Km 7’407, Dahkla oasis, Egypte.
Après 9 jours dans le désert, j’arrive à Dakhla, au matin du 10ème jour. Déjà là, déjà plus de 800 kilomètres dans le désert… Et toujours, dans les oasis, le retour à la civilisation. Le retour à la végétation… Mais terrible ce matin j’ai la diarrhée! Déjà qu’avant hier j’ai du passer ma nuit chez les militaires…
Après 350 kilomètres vers l’ouest, mes premiers pas dans le Désert, ce fût Bawiti, mon premier Oasis. Le temps d’un poème. De la poésie parce qu’il en faut et parce que c’est ça, la liberté! La liberté du choix des mots malgré la violence de nos maux. Après j’ai repris ma route en direction de Farafra, le second oasis. 200 kilomètres, dans le désert à nouveau. Mais cette fois: à travers le Désert blanc!
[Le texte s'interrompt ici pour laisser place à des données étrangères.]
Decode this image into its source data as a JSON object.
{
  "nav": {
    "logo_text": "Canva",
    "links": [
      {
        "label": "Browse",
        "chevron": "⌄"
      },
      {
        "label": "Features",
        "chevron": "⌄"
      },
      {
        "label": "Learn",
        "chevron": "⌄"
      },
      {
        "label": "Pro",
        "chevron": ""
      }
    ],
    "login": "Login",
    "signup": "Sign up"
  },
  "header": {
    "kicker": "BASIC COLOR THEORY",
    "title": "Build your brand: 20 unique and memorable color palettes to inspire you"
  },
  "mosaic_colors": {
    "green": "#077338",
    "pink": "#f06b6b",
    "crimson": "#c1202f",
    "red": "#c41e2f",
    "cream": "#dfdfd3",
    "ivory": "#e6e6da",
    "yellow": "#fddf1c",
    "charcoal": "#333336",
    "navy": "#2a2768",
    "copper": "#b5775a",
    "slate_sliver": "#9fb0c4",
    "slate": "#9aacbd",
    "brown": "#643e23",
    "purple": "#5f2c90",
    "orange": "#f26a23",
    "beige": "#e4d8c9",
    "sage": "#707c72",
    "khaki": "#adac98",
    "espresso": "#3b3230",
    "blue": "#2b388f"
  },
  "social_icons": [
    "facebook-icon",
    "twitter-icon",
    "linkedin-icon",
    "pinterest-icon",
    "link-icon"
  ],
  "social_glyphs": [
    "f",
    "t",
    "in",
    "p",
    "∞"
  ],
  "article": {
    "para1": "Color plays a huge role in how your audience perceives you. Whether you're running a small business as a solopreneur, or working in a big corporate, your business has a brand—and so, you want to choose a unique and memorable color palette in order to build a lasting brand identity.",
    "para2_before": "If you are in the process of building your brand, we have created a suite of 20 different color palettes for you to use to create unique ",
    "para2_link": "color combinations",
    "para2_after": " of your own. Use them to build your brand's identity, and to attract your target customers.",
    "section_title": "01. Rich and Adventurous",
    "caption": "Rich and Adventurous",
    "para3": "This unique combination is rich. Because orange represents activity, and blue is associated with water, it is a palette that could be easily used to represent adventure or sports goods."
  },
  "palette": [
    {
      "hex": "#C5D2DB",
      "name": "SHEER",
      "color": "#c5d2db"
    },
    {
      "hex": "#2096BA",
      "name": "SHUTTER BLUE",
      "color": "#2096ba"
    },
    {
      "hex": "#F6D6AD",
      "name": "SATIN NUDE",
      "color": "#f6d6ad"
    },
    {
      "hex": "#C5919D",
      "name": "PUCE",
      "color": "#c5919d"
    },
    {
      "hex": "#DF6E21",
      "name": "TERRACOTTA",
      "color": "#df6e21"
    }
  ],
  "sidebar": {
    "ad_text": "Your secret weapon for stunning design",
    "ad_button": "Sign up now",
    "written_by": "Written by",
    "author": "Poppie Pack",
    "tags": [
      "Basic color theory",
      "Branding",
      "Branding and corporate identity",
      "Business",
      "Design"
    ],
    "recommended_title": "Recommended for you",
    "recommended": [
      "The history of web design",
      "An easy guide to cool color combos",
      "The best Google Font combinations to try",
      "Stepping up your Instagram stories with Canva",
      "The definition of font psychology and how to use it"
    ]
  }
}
Indéfinissable instant que de profiter pédalant dans ce présent. Je prends un caillou dans ma main, le manie un peu, il me dirait peint. En le relâchant j’en retire une marque blanche sur ma paume. Puis c’est une vaste étendue de cailloux couleur sel qui m’entoure tout autour. La blancheur de celui-ci me paraît fausse. Elle ne l’est point. A Farafra j’ai rencontré John et sa fille. Mes premiers touristes depuis toujours sur ce continent et un peu de partage autour d’un feu. C’est qu’entre blanc on se comprend. Le lendemain, déjà sur la route, je pédalais à travers vent. Pris aux pièges car Prisonnier du désert. Ici rien ne sert de crier. A vélo si tu crèves tu crèves. Tu comprends? Je n’écrirai donc pas. D’où ces simple photos. Oui j’ai sorti l’appareil photo. J’ai photo. Mes premières vraies Dunes! Et puis j’suis remonté sur ma selle. Et j’ai vélo. Point! Me voici donc à Dakhla, le troisième oasis depuis le Caire. Bien loin bien loin d’une quelconque tranquillité.
En arrivant à Dakhla…
J‘ai pissé du cul toute la nuit… Ma première diarrhée. Une vraie de vraie. Toute la nuit à faire des allers- retours entre mon sac de couchage et le pied du bosquet, juste là-bas. Finalement c’est un bon mètre carré de champs que j’ai bousillé… Restera les mouches.
Ben voilà, hier soir j’ai enfin eu droit à ma première diarrhée. Tout à finis par se bloquer une fois que j’ai repris la route. Même pas besoin d’Imodium ou de je ne sais trop quoi… Demeure encore cet odeur d’oeuf pourris qui sort de mes tripes à chaque fois que j’esquisse l’ombre d’un petit rot.Bref… mon estomac n’a pas tout à fait encore récupéré. Me voici donc à Dahkla, troisième oasis et surtout, l’occasion de prendre un jour de repos, après 9 jours sur la route. Me voici vidé (j’essaie d’éviter de roter également…).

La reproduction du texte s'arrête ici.